Nos encantaria Saber de ti y tu experiencia con palabras de Bendicion, envianos un mensaje de texto
Cuando pensamos en Jesús, muchas veces lo vemos como Salvador, como Maestro o como Rey. Pero hoy quiero invitarte a verlo desde un lugar más íntimo: Jesús también fue amigo.
Un amigo real, Cercano, Presente y Sincero. Y en Su manera de amar, aprendemos cómo nace la verdadera amistad y cómo también se cuida el corazón.
Jesús no llamó siervos a quienes caminaban con Él. Los llamó amigos.
“Ya no los llamaré siervos… a ustedes los he llamado amigos.” Juan 15:15
Jesús compartió la mesa, las risas, las lágrimas y los silencios de los que llamaban sus discípulos Fue amigo de quienes nadie quería, se acercó a los heridos, escuchó sin condenar y amó sin condiciones. La amistad verdadera nace así: desde un corazón sincero que se entrega
sin esperar nada a cambio. Jesús dio las cosas más valiosas que una persona puede tener: Su tiempo, Su amor y Su vida. sin exigir perfección a cambio.
Amó sabiendo que sería traicionado, negado y abandonado. Y, aun así, eligió amar.
Pero aquí hay algo poderoso que aprender: Jesús amó profundamente, pero nunca permitió que Su identidad fuera definida por el rechazo.
Aunque fue amigo fiel, y aquellos por quien habia dado todo le abandonaron Jesús también supo retirarse. Se apartó de ciudades que no lo recibieron. Guardó silencio ante quienes no querían escuchar. Se alejó para orar cuando el corazón estaba cargado. Alejarse no siempre es dureza.
A veces es sabiduría. Jesús nos enseñó que amar no significa quedarnos donde no somos honrados.
Una amistad al estilo de Jesús: Ama con verdad, Corrige con mansedumbre, Permanece con lealtad, Respeta los tiempos, Cuida el corazón del otro.
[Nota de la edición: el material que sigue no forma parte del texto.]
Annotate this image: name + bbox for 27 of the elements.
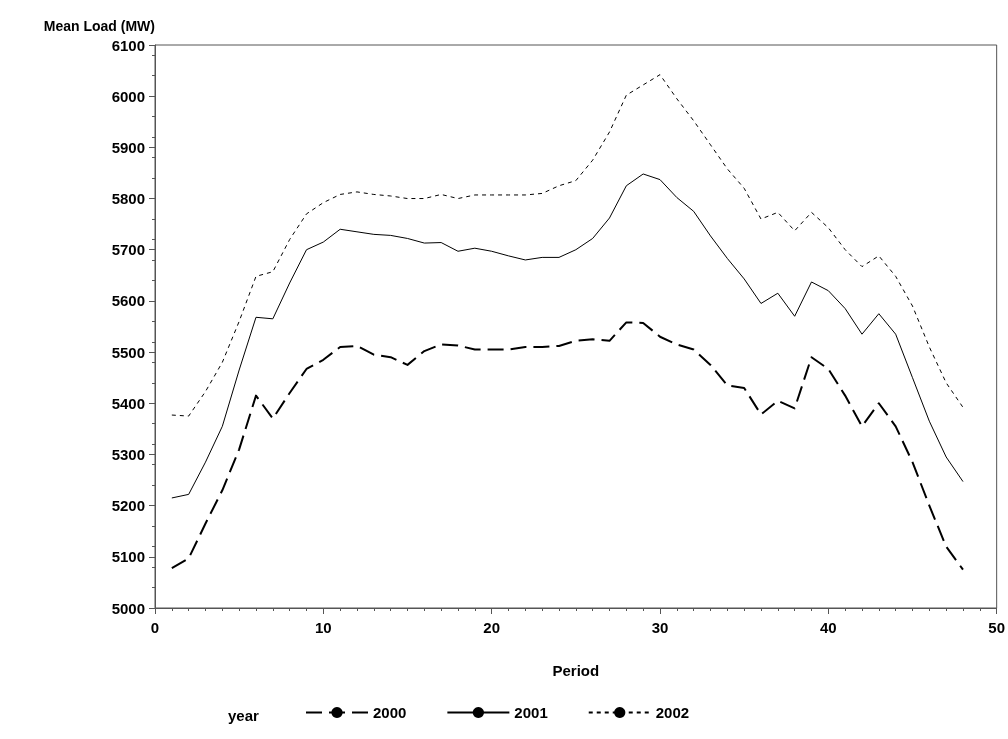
y-tick-label: 5500 [111,343,145,361]
line-series [171,173,964,499]
x-tick-label: 0 [150,619,160,636]
y-tick-label: 6100 [111,36,145,54]
y-tick-label: 5300 [111,445,145,463]
x-tick-label: 30 [651,619,669,636]
legend-label: 2002 [655,704,690,721]
legend-label: 2000 [373,704,407,721]
y-tick-label: 5700 [111,241,145,259]
y-axis-title: Mean Load (MW) [43,18,155,34]
y-tick-label: 5200 [111,497,145,515]
x-tick-label: 10 [314,619,332,636]
y-tick-label: 6000 [111,87,145,105]
legend-label: 2001 [514,704,548,721]
line-series [171,74,964,417]
y-tick-label: 5800 [111,190,145,208]
line-series [170,321,964,571]
x-tick-label: 20 [483,619,501,636]
legend-title: year [228,707,260,724]
y-tick-label: 5900 [111,138,145,156]
y-tick-label: 5600 [111,292,145,310]
x-tick-label: 40 [819,619,837,636]
y-tick-label: 5100 [111,548,145,566]
x-tick-label: 50 [988,619,1005,636]
x-axis-title: Period [552,662,600,679]
y-tick-label: 5000 [111,599,145,617]
y-tick-label: 5400 [111,394,145,412]
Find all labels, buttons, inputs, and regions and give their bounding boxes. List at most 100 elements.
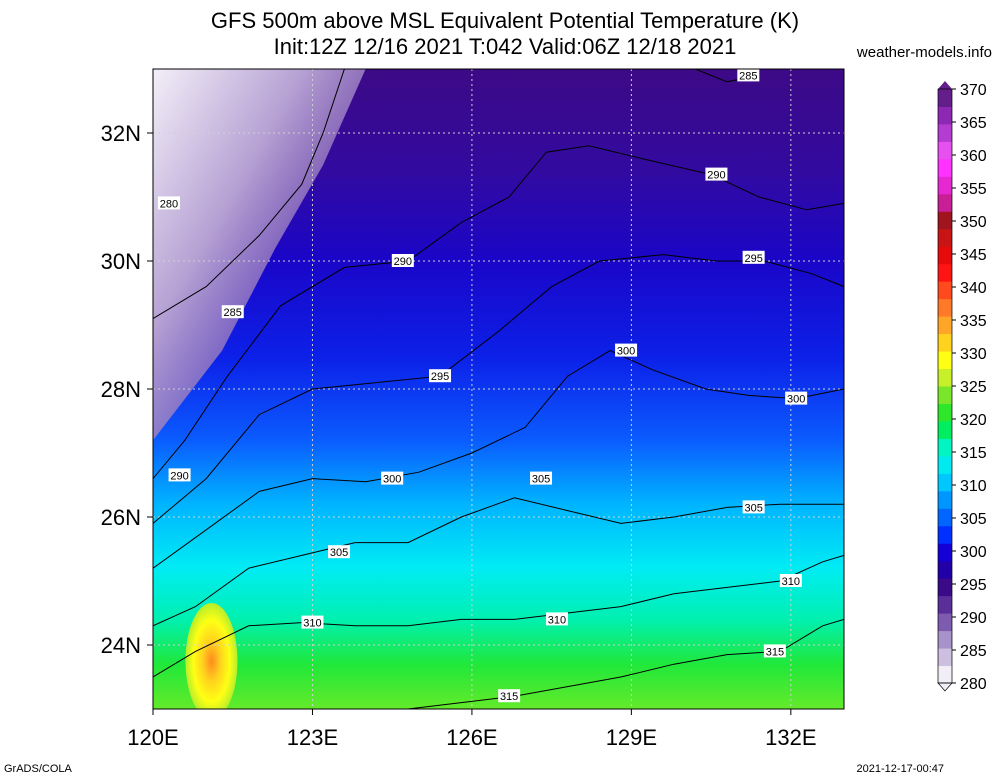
contour-label-12: 305 (742, 500, 765, 514)
site-credit: weather-models.info (856, 44, 992, 61)
contour-label-bg (429, 369, 452, 383)
colorbar-label: 355 (960, 181, 987, 198)
contour-label-14: 310 (779, 574, 802, 588)
chart-title: GFS 500m above MSL Equivalent Potential … (90, 8, 920, 60)
x-tick-label: 126E (446, 725, 497, 750)
software-credit: GrADS/COLA (4, 763, 72, 775)
plot-area: 285 290 280 295 290 285 300 295 300 290 300 305 305 3… (153, 69, 844, 709)
colorbar-segment (938, 333, 952, 352)
contour-label-text: 295 (744, 253, 762, 265)
colorbar-segment (938, 508, 952, 527)
colorbar-segment (938, 106, 952, 125)
contour-label-11: 305 (530, 471, 553, 486)
x-tick-label: 132E (765, 725, 816, 750)
colorbar-segment (938, 490, 952, 509)
contour-label-bg (785, 391, 808, 405)
contour-label-text: 310 (303, 618, 321, 630)
contour-label-bg (381, 471, 404, 485)
contour-label-10: 300 (381, 471, 404, 486)
timestamp: 2021-12-17-00:47 (856, 763, 944, 775)
axes: 120E 123E 126E 129E 132E 24N 26N 28N 30N 32N (101, 68, 845, 750)
contour-label-3: 295 (742, 250, 765, 265)
colorbar-segment (938, 386, 952, 404)
contour-label-1: 290 (705, 167, 728, 182)
contour-label-text: 285 (739, 70, 757, 82)
contour-label-text: 305 (744, 502, 762, 514)
contour-label-text: 285 (224, 307, 242, 319)
y-tick-label: 26N (101, 505, 141, 530)
colorbar-label: 330 (960, 346, 987, 363)
colorbar: 280 285 290 295 300 305 310 315 320 325 330 335 340 3… (937, 81, 987, 693)
x-tick-label: 129E (606, 725, 657, 750)
contour-label-text: 295 (431, 371, 449, 383)
warm-core-region (185, 603, 238, 709)
contour-line-285-0 (153, 69, 345, 320)
colorbar-label: 360 (960, 148, 987, 165)
colorbar-segment (938, 246, 952, 265)
contour-label-bg (157, 196, 180, 210)
contour-label-17: 315 (763, 644, 786, 658)
contour-label-bg (545, 612, 568, 626)
colorbar-segment (938, 193, 952, 212)
contour-label-bg (763, 644, 786, 658)
colorbar-segment (938, 595, 952, 614)
colorbar-label: 370 (960, 82, 987, 99)
colorbar-segment (938, 420, 952, 439)
colorbar-segment (938, 211, 952, 230)
contour-label-text: 310 (548, 614, 566, 626)
colorbar-segment (938, 298, 952, 317)
colorbar-label: 340 (960, 280, 987, 297)
colorbar-segment (938, 578, 952, 597)
contour-label-6: 300 (615, 343, 638, 358)
colorbar-segment (938, 403, 952, 422)
contour-line-290-2 (153, 145, 844, 479)
contour-label-9: 290 (168, 468, 191, 482)
colorbar-segment (938, 630, 952, 649)
colorbar-label: 320 (960, 412, 987, 429)
title-line-2: Init:12Z 12/16 2021 T:042 Valid:06Z 12/1… (273, 34, 737, 59)
contour-label-7: 295 (429, 369, 452, 383)
contour-label-text: 300 (383, 474, 401, 486)
colorbar-label: 295 (960, 577, 987, 594)
colorbar-label: 350 (960, 214, 987, 231)
contour-label-bg (530, 471, 553, 485)
contour-label-2: 280 (157, 196, 180, 210)
colorbar-label: 310 (960, 478, 987, 495)
contour-label-bg (742, 250, 765, 264)
colorbar-label: 290 (960, 610, 987, 627)
colorbar-label: 300 (960, 544, 987, 561)
colorbar-label: 335 (960, 313, 987, 330)
contour-label-bg (221, 305, 244, 319)
colorbar-segment (938, 228, 952, 247)
colorbar-segment (938, 455, 952, 474)
colorbar-label: 305 (960, 511, 987, 528)
colorbar-segment (938, 351, 952, 370)
colorbar-top-arrow (938, 81, 952, 89)
contour-label-bg (705, 167, 728, 181)
contour-label-text: 315 (500, 691, 518, 703)
contour-label-18: 315 (498, 689, 521, 703)
colorbar-label: 280 (960, 676, 987, 693)
colorbar-segment (938, 525, 952, 544)
colorbar-segment (938, 368, 952, 387)
contour-label-text: 300 (617, 346, 635, 358)
contour-label-4: 290 (391, 254, 414, 268)
colorbar-segment (938, 543, 952, 562)
contour-label-bg (391, 254, 414, 267)
colorbar-label: 365 (960, 115, 987, 132)
x-tick-label: 123E (287, 725, 338, 750)
contour-label-bg (737, 69, 760, 82)
contour-label-0: 285 (737, 69, 760, 82)
contour-label-bg (328, 545, 351, 559)
contour-label-15: 310 (301, 615, 324, 630)
colorbar-segment (938, 263, 952, 282)
colorbar-segment (938, 158, 952, 177)
colorbar-label: 285 (960, 643, 987, 660)
contour-label-text: 290 (394, 256, 412, 268)
colorbar-segment (938, 560, 952, 579)
colorbar-label: 345 (960, 247, 987, 264)
y-tick-label: 32N (101, 121, 141, 146)
x-tick-label: 120E (127, 725, 178, 750)
colorbar-segment (938, 176, 952, 195)
colorbar-segment (938, 89, 952, 107)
Pero también reconoce
cuando el vínculo deja de ser sano y cuando es tiempo de guardar el corazón.
Jesús lloró, Jesús sintió dolor y también Jesús fue herido por quienes amó. Y aun así, no respondió con rencor. Soltar no es dejar de amar, es amar desde un lugar más sano.
Si Jesús, siendo perfecto, supo retirarse en ciertos momentos, nosotras también podemos hacerlo sin culpa.
La verdadera amistad nace de un corazón sincero que se entrega sin esperar nada a cambio,
pero que también entiende que el amor debe ser cuidado y honrado. Jesús fue amigo.
Y en Él aprendemos a amar bien y a cuidarnos mejor. Que Jesús sea el modelo de tus amistades.
Que ames con Su amor, pero que también cuides el corazón que Él te confió. La amistad sincera es paras cuidarla, respetarla y honrarla, no todos los días nos encontramos con una amiga o un amigo sincero.
Y si fuiste esa amiga o amigo que lo doy todo y hoy necesitas tomar distancia, hazlo con paz.
Jesús camina contigo…
aun cuando otros se queden atrás. Pero nunca nunca dejes de amar y ser fiel amigo.